Crónica de lunes: llegar a viejo

Cuba es un ejemplo de las posibilidades que pueden gozar los adultos mayores

Como dice la canción de Juan Almeida que fuera popularizada por la cantante Farah María, cuando hay juventud no hay experiencia y cuando llega la experiencia hace falta juventud.

Envejecer sin sufrir graves percances es todo un arte, se requiere habilidad y sano entendimiento para no dejarse arrastrar a malas prácticas o vicios y para escapar de accidentes y enfermedades prevenibles.

En ese sentido, el acompañamiento de la familia y los maestros es primordial en los años de infancia, pero cuando la persona se independiza y crea su propio mundo solo quedan las enseñanzas recibidas y el sentido común.

Por ello, hacerse viejo es un proceso que suele ser muy complejo y lleno de variantes de acuerdo con las características de cada individuo y el entorno en que se desarrolló.

Hay quienes arriban a la tercera edad fuertes, sanos y felices; otros arrastran durante largos años múltiples dolencias, alguna de las cuales puede llegar a costarles la vida.

Algunos disfrutan rodeados del cariño y los cuidados de sus familiares, mientras que otros, trágicamente, son menospreciados, apartados y hasta abandonados.

Sin embargo, envejecer no es sinónimo de volverse inútil, pues si bien la fuerza y la agilidad suelen disminuir con el paso del tiempo, la experiencia –inversamente proporcional– aumenta y puede resultar de mucha ayuda a las personas que nos rodean.

El amor tampoco nos abandona a la edad avanzada; está más que demostrado que los adultos mayores no tienen por qué renunciar al placer erótico, solo ajustarlo a las posibilidades de cada cual.

Sentirse viejo y desgastado es más una actitud filosófica que una cuestión fisiológica.

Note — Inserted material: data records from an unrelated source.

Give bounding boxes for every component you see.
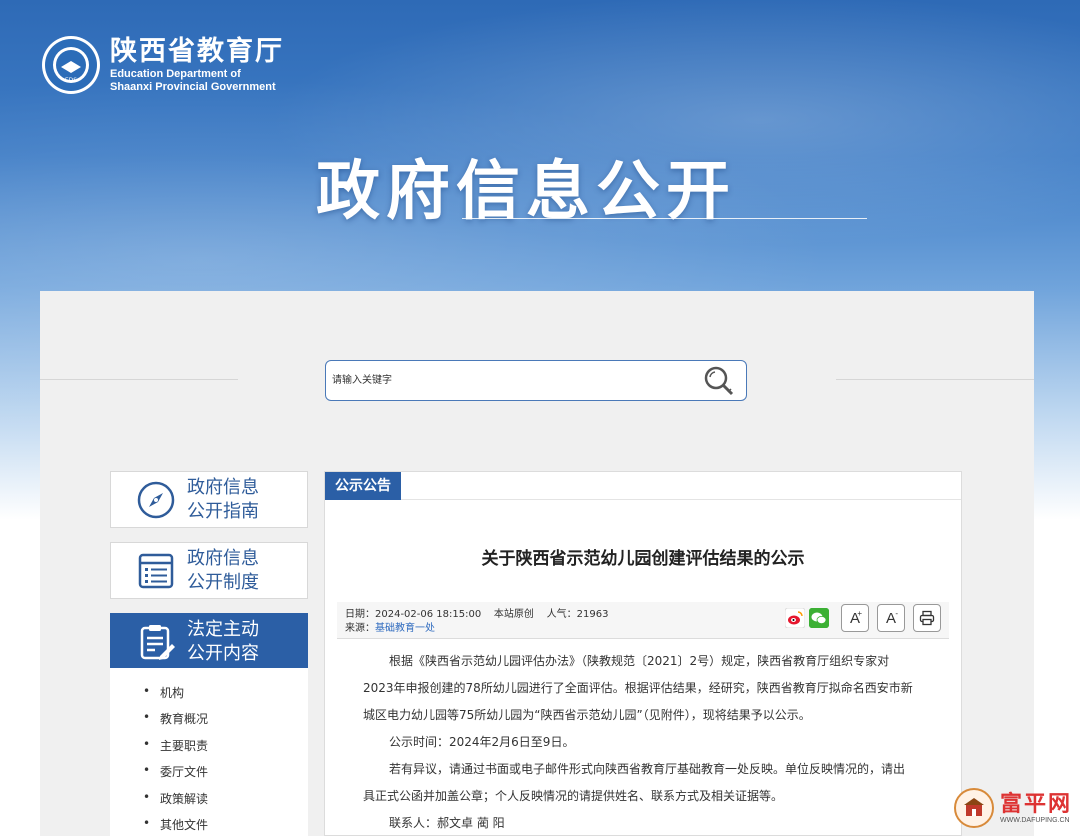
para-line-3: 城区电力幼儿园等75所幼儿园为“陕西省示范幼儿园”（见附件），现将结果予以公示。 (363, 708, 811, 722)
compass-icon (133, 477, 179, 523)
meta-source-link[interactable]: 基础教育一处 (375, 623, 435, 634)
sidebar-item-system[interactable]: 政府信息 公开制度 (110, 542, 308, 599)
search-input[interactable] (332, 361, 692, 400)
meta-source-label: 来源： (345, 623, 375, 634)
print-button[interactable] (913, 604, 941, 632)
sub-item-duties[interactable]: 主要职责 (143, 737, 208, 754)
para-line-7: 联系人：郝文卓 蔺 阳 (389, 816, 505, 830)
para-line-2: 2023年申报创建的78所幼儿园进行了全面评估。根据评估结果，经研究，陕西省教育… (363, 681, 913, 695)
tag-divider (401, 499, 961, 500)
font-smaller-button[interactable]: A- (877, 604, 905, 632)
list-icon (133, 548, 179, 594)
sidebar-label-2a: 政府信息 (187, 547, 259, 569)
sidebar-label-3b: 公开内容 (187, 642, 259, 664)
org-name-en-1: Education Department of (110, 68, 241, 80)
printer-icon (919, 610, 935, 626)
wechat-icon[interactable] (809, 608, 829, 628)
para-line-4: 公示时间：2024年2月6日至9日。 (389, 735, 575, 749)
sidebar-item-content[interactable]: 法定主动 公开内容 (110, 613, 308, 670)
sub-item-other[interactable]: 其他文件 (143, 816, 208, 833)
watermark: 富平网 WWW.DAFUPING.CN (953, 788, 1072, 828)
sub-item-documents[interactable]: 委厅文件 (143, 763, 208, 780)
sidebar-label-3a: 法定主动 (187, 618, 259, 640)
section-tag: 公示公告 (325, 472, 401, 500)
watermark-logo-icon (953, 788, 994, 828)
watermark-url: WWW.DAFUPING.CN (999, 816, 1070, 824)
site-logo[interactable]: EDS 陕西省教育厅 Education Department of Shaan… (42, 36, 284, 94)
font-smaller-sup: - (895, 609, 898, 618)
sub-item-overview[interactable]: 教育概况 (143, 710, 208, 727)
svg-text:EDS: EDS (65, 77, 77, 84)
para-line-1: 根据《陕西省示范幼儿园评估办法》（陕教规范〔2021〕2号）规定，陕西省教育厅组… (389, 654, 890, 668)
sidebar-label-1b: 公开指南 (187, 500, 259, 522)
font-larger-sup: + (857, 609, 862, 618)
document-edit-icon (133, 619, 179, 665)
watermark-text: 富平网 (999, 791, 1072, 817)
divider-right (836, 379, 1034, 380)
para-line-5: 若有异议，请通过书面或电子邮件形式向陕西省教育厅基础教育一处反映。单位反映情况的… (389, 762, 906, 776)
org-name-en-2: Shaanxi Provincial Government (110, 81, 276, 93)
sidebar-label-2b: 公开制度 (187, 571, 259, 593)
search-icon[interactable] (702, 365, 736, 397)
title-underline (462, 218, 867, 219)
org-name-cn: 陕西省教育厅 (110, 36, 284, 67)
article-tools: A + A- (781, 604, 941, 632)
sidebar-label-1a: 政府信息 (187, 476, 259, 498)
para-line-6: 具正式公函并加盖公章；个人反映情况的请提供姓名、联系方式及相关证据等。 (363, 789, 784, 803)
meta-date-line: 日期：2024-02-06 18:15:00 本站原创 人气：21963 (345, 609, 609, 620)
meta-divider (337, 638, 949, 639)
main-panel: 政府信息公开指南 政府信息公开制度 法定主动公开内容 (40, 291, 1034, 836)
article-title: 关于陕西省示范幼儿园创建评估结果的公示 (481, 549, 805, 569)
paragraph-1: 根据《陕西省示范幼儿园评估办法》（陕教规范〔2021〕2号）规定，陕西省教育厅组… (363, 648, 923, 837)
font-larger-button[interactable]: A + (841, 604, 869, 632)
search-bar (325, 360, 747, 401)
weibo-icon[interactable] (785, 608, 805, 628)
emblem-icon: EDS (42, 36, 100, 94)
sub-item-org[interactable]: 机构 (143, 684, 184, 701)
sidebar-sub-list: 机构 教育概况 主要职责 委厅文件 政策解读 其他文件 (110, 668, 308, 836)
sub-item-interpretation[interactable]: 政策解读 (143, 790, 208, 807)
meta-source-line: 来源：基础教育一处 (345, 619, 435, 634)
sidebar-item-guide[interactable]: 政府信息 公开指南 (110, 471, 308, 528)
divider-left (40, 379, 238, 380)
article-card: 公示公告 关于陕西省示范幼儿园创建评估结果的公示 日期：2024-02-06 1… (324, 471, 962, 836)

Se puede trabajar, estudiar, realizar actividades al aire libre, ejercitarse física y mentalmente y también se puede ilustrar a los más jóvenes para que la experiencia no les llegue solamente con el tiempo y los avatares de la vida.

Cuba es un ejemplo de las posibilidades que pueden gozar las personas que acumulan muchos años de vida y en ese sentido cabe destacar a la Universidad del Adulto Mayor, en la que muchas de las ponencias elaboradas por los participantes exhiben una calidad que envidiaría cualquier joven universitario.

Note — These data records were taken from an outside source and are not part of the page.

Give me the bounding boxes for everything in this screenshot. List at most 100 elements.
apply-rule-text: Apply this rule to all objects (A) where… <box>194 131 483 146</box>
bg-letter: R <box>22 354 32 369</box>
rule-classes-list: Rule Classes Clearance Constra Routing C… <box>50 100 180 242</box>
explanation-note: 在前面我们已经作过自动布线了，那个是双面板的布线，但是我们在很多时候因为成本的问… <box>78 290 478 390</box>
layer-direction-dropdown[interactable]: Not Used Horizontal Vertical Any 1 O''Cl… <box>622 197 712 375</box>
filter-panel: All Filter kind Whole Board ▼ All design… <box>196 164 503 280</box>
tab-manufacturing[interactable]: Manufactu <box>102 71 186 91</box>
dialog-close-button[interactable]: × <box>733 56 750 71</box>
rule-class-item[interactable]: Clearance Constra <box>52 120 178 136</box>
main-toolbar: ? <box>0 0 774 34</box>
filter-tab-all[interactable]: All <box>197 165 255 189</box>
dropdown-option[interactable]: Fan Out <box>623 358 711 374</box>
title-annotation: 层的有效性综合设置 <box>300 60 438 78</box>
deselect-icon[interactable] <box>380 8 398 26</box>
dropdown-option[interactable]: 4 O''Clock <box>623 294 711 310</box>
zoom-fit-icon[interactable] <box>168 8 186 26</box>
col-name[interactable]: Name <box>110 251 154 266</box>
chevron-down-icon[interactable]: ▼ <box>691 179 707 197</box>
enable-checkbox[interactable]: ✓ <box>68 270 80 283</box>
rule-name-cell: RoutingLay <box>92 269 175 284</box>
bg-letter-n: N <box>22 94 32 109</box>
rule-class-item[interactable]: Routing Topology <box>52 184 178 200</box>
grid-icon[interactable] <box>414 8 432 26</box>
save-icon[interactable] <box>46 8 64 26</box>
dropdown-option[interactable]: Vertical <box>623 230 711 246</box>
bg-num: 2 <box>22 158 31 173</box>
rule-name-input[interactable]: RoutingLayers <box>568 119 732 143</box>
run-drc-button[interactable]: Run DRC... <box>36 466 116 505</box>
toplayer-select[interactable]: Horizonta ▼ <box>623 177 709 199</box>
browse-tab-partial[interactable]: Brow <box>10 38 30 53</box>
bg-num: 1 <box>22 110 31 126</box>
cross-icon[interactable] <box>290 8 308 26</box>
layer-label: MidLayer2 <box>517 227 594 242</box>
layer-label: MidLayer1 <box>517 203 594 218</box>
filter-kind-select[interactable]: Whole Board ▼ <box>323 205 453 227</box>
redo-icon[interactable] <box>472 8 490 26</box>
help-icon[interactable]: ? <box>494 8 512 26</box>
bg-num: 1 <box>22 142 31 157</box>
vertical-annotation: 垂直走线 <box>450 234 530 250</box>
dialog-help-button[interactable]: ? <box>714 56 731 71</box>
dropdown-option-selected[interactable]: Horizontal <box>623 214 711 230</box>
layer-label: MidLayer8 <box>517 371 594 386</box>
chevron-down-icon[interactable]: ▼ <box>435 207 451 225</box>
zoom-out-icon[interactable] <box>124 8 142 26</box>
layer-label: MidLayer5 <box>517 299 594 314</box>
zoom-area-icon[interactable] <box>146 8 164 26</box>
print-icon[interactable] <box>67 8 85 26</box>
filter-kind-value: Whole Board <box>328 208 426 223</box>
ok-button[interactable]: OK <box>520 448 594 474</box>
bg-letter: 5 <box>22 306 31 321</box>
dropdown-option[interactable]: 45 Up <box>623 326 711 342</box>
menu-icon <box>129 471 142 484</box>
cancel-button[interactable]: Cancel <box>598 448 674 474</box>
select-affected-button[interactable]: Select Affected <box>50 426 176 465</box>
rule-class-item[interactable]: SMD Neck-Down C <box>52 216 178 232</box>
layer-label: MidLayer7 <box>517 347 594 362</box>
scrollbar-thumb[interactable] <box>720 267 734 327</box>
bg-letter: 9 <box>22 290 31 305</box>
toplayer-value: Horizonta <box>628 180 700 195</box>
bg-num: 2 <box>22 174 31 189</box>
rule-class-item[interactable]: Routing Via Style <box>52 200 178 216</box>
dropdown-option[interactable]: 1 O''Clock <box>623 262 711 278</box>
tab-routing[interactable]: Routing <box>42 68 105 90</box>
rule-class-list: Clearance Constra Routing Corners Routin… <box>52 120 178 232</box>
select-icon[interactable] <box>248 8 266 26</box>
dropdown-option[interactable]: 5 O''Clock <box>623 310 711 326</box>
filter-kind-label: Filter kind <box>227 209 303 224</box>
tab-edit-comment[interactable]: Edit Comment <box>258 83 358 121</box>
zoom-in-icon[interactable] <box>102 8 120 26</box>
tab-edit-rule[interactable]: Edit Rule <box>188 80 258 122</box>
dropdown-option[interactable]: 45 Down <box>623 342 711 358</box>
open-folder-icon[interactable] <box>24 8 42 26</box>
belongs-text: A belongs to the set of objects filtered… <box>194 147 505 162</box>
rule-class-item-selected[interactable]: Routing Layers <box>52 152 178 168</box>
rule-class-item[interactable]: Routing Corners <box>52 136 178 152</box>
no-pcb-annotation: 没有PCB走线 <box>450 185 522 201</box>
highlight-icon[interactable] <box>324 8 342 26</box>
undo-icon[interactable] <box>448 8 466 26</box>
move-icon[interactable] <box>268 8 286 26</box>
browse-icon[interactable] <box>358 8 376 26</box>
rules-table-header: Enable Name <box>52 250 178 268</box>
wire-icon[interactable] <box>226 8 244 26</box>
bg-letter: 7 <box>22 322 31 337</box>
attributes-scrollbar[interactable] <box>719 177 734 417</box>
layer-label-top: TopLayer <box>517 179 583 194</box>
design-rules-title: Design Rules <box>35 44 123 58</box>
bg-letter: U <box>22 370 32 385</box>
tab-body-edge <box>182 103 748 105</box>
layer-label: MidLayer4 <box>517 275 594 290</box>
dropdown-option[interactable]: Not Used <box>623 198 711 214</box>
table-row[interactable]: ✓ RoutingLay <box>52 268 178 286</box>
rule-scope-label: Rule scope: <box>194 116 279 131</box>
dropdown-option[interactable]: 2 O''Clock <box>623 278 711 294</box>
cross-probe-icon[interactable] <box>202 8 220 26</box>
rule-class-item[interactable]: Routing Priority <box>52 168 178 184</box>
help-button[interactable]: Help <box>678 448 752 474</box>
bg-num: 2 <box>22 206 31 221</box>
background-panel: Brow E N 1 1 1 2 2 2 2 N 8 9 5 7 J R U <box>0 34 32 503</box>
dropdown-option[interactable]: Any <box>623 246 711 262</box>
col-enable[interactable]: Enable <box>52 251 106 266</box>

¿Qué recomendarles a los más jóvenes? Primero, no olvidarse de que algún día les tocará llegar a la ancianidad y que entonces no querrán sentirse apartados como un mueble viejo y desvencijado.

Segundo, recordar la inestimable sabiduría adquirida gracias a las personas mayores que forman parte de su entorno y que les ha valido para un buen desempeño en la vida.

Tercero, tener en cuenta que los adultos mayores merecen respeto, atención y cuidados para ser felices y disfrutar de una vida plena.

Y  usted, estimado lector que ya traspasó el umbral de la tercera edad, no permita que los años lo aplasten, viva y disfrute a plenitud porque, como dice esa otra canción de la trova tradicional “Joven ha de ser quien lo quiera ser por su propia voluntad”.